Financial-market tensions have abated after the European Central Bank unveiled its Outright Monetary Transactions bond- buying plan on Sept. 6, pledging to spend as much money as needed to restore confidence in bond markets. The program provides support to debt-strapped nations as long as they sign up to economic reforms.
The European Stability Mechanism, which is helping the Spanish government recapitalize the country’s banks, was established Sept. 27 after Germany ratified the agreement. About 200 of the 17-nation euro area’s biggest lenders will come under direct ECB oversight when the single supervisor becomes operational, targeted for March 2014.
In the meantime, the 500 billion-euro ($661 billion) ESM could aid banks directly using its own procedures and asking ECB supervisors to step in. The fund could act as a resolution mechanism as well as providing capital to ailing banks, as long as certain conditions are met, ECB Executive Board member Joerg Asmussen said Dec. 18 in Frankfurt.
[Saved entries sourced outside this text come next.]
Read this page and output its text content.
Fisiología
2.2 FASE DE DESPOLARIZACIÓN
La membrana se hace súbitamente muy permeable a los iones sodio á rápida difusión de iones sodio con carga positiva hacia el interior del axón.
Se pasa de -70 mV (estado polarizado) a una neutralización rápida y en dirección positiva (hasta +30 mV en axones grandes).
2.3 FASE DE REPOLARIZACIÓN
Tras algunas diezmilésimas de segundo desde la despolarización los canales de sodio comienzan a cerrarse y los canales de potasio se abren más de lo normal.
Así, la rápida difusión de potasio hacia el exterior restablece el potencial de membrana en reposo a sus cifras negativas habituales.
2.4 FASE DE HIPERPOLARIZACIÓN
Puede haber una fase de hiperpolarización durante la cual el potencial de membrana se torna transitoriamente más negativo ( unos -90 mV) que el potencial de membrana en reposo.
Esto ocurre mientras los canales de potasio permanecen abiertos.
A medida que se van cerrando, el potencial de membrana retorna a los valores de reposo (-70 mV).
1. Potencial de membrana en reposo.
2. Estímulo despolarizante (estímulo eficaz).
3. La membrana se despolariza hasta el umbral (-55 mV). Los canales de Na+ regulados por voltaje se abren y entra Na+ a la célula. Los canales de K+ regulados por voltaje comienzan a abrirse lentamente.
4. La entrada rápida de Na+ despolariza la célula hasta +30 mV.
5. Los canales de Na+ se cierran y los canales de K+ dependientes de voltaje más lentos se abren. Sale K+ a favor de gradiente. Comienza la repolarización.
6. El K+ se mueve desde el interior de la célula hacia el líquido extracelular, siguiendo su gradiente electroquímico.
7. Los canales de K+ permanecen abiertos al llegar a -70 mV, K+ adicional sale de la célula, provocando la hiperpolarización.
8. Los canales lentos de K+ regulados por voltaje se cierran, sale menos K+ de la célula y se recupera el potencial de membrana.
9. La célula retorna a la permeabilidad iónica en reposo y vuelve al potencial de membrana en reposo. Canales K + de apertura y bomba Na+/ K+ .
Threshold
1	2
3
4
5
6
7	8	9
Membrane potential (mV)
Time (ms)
Closer Coordination Needed
The euro region needs closer and more “binding” economic coordination, and Germany will make every effort in coming months to bring it about, Merkel’s deputy spokesman Georg Streiter said Dec. 28 at a regular government press conference in Berlin. Improved competitiveness is the key to lasting growth and job creation in the area, he said.
Merkel visited Athens for the first time in five years in October and said she wanted Greece to remain in the euro. A week later, she said Greece’s economic overhaul is taking hold and Germans should restrain finger-pointing at weak neighbors.
“For our prosperity and our cohesion, we need the right balance. We need the willingness to perform and social security for all,” Merkel said in her New Year’s speech. “The European sovereign debt crisis shows how important this balance is.”
With Greek Prime Minister Antonis Samaras delivering on austerity commitments and euro region leaders showing determination to keep the bloc intact, economists have scaled back their predictions of Greece’s euro exit.
Citigroup Inc. (C) has reduced the probability of Greece leaving the currency in the next 18 to 24 months to 60 percent. Economist Nouriel Roubini, who predicted the 2008 financial crisis, puts the risk at less than 50 percent.
The yield on Greek 10-year government bonds was little changed at 11.9 percent on Dec. 28 from a peak of more than 35 percent before the March debt restructuring.
Spanish Prime Minister Mariano Rajoy is emulating the policies Merkel’s predecessor Gerhard Schroeder carried out a decade ago, cutting government spending and labor costs. Spain’s trade deficit shrank 28 percent over the first 10 months of the year.
The country’s 10-year bond yield is 5.26 percent, a premium of almost 400 basis points above 10-year German bunds. While that still exceeds last year’s average of 280, it’s down from a euro-era high of 650 on July 25.
Merkel’s comments echo those of Bundesbank President Jens Weidmann. “The crisis seems to have calmed down at the moment,” Weidmann told Frankfurter Allgemeine Sonntagszeitung in an interview published yesterday. “There is progress in reforms. Far from all the causes have been eliminated,” he said, urging governments not to rely on the ECB for help.
Support for Merkel’s Christian Democratic Union and its Christian Social Union Bavarian sister party rose to 41 percent in a Forsa poll published Dec. 27 from 38 percent a week earlier. Backing for Merkel’s Free Democratic Party coalition ally slipped to 4 percent from 5 percent while the opposition Social Democrats held at 27 percent support and the Green Party fell to 13 percent from 14 percent. The anti-capitalist Left Party held at 8 percent support.